Le Petit Nice, avec sa vue imprenable et son ambiance délicieuse, pose une question épineuse : comment juger un restaurant affichant trois étoiles Michelin ? L'évaluation peut se transformer en une démarche complexe ; chaque palais ayant ses propres préférences. Mais qu'en est-il de la réalité derrière ces étoiles ?
Une expérience décalée
Les convives se plaignent souvent, surpris de voir des tables longtemps appréciées subir une pression inattendue lorsqu'elles atteignent un statut prestigieux. Cette pression s'exerce également sur le Petit Nice de Gérald Passedat. Malgré un repas agréable, intégrant des mets savoureux tels que les oursins à la gelée de tomate et un dessert de pommes vertes, la suite semblait plus un empilement de plats qu'une véritable démonstration de l'excellence attendue dans un restaurant trois étoiles.
Une symphonie de saveurs
Le repas propose une multitude d'amuse-bouches, si nombreux qu'ils perdent de leur impact. Après une attente prolongée, une entrée faite de rougets de roche panés aux pistaches et d'un consommé d'anis étoilé est présentée. L'assiette, richement garnie, donne l'impression d'un banquet. Bien que les saveurs soient justes et les poissons d'une fraîcheur remarquable, l'art de Passedat, centré sur la simplicité, semble faiblir face à des créations plus élaborées.

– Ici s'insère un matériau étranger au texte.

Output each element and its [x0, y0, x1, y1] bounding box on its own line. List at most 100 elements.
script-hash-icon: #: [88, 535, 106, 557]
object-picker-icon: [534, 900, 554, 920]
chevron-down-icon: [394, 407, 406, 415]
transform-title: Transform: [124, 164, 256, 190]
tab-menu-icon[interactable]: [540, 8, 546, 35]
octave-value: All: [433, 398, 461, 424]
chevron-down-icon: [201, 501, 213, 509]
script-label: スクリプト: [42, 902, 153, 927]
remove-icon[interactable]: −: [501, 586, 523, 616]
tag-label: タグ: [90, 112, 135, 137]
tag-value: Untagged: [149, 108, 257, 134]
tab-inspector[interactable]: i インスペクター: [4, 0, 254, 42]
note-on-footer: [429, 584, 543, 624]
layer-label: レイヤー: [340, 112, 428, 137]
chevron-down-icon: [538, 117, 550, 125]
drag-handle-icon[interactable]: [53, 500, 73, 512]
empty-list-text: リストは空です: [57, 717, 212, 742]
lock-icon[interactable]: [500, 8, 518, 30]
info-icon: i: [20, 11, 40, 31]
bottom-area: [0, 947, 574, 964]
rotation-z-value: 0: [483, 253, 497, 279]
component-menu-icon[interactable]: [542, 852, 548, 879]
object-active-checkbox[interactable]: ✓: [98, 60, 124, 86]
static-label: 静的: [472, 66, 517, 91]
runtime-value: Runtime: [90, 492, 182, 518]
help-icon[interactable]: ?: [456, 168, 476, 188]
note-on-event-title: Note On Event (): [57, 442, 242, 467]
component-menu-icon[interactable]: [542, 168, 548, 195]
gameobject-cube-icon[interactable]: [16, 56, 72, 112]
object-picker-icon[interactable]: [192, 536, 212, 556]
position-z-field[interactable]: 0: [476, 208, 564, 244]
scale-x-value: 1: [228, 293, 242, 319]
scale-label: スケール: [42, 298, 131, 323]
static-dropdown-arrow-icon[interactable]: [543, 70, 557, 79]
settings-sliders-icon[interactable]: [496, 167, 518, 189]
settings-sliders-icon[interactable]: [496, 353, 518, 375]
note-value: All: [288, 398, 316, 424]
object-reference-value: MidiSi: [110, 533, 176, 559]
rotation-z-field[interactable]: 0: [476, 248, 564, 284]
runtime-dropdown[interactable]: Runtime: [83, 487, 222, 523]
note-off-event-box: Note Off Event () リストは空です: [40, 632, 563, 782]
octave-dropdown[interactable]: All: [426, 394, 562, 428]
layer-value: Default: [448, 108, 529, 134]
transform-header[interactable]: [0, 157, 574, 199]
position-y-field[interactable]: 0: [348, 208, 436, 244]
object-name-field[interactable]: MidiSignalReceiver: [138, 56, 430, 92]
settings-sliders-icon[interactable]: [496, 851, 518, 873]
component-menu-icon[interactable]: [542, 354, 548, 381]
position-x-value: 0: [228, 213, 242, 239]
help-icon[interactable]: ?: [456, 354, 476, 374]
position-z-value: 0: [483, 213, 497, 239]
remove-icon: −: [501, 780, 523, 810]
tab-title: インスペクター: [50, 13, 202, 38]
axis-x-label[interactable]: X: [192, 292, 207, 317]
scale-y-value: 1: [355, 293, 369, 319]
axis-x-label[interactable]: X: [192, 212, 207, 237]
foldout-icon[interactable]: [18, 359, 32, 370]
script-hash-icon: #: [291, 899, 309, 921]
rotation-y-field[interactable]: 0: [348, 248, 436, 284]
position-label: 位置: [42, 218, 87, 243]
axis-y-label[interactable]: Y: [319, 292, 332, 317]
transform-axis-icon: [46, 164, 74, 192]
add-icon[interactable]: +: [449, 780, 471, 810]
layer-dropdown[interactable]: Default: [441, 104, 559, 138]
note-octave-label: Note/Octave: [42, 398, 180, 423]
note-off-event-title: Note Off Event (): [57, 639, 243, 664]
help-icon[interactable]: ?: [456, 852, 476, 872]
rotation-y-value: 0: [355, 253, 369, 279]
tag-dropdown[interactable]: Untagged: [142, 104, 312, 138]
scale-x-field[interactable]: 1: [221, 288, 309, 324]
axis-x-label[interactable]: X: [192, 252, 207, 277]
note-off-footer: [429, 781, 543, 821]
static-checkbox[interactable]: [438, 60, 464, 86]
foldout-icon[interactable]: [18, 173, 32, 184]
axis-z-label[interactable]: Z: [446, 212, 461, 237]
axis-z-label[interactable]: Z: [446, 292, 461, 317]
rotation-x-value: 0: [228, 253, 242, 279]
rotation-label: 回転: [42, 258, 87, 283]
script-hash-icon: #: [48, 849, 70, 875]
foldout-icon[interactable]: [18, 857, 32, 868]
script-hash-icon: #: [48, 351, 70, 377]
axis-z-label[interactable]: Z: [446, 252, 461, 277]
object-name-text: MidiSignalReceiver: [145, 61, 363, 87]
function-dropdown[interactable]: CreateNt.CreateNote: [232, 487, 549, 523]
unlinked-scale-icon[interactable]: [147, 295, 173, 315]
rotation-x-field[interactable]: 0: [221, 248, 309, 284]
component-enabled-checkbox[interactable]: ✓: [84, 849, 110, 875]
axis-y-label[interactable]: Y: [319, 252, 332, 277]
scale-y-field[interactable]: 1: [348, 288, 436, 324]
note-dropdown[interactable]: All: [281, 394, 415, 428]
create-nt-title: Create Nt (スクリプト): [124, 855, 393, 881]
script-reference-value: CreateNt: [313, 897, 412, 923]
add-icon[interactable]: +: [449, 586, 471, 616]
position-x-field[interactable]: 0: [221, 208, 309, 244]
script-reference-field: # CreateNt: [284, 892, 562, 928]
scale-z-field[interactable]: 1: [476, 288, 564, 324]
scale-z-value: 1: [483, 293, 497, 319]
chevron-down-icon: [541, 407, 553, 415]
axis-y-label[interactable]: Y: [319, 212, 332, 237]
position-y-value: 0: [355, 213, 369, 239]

Les étoilés sous l'œil du guide
Le guide Michelin, avec son système d'évaluation, semble parfois évoluer dans des directions inattendues, attribuant des étoiles avec une logique discutable. Ainsi, le déjeuner au Petit Nice pourrait susciter des attentes irréalistes. Pour les amateurs, il est préférable de savourer le restaurant sans se laisser emporter par le poids des étoiles. Cela pourrait redonner au Petit Nice son authenticité sans les pressions de l'excellence imposée par la célèbre critique gastronomique.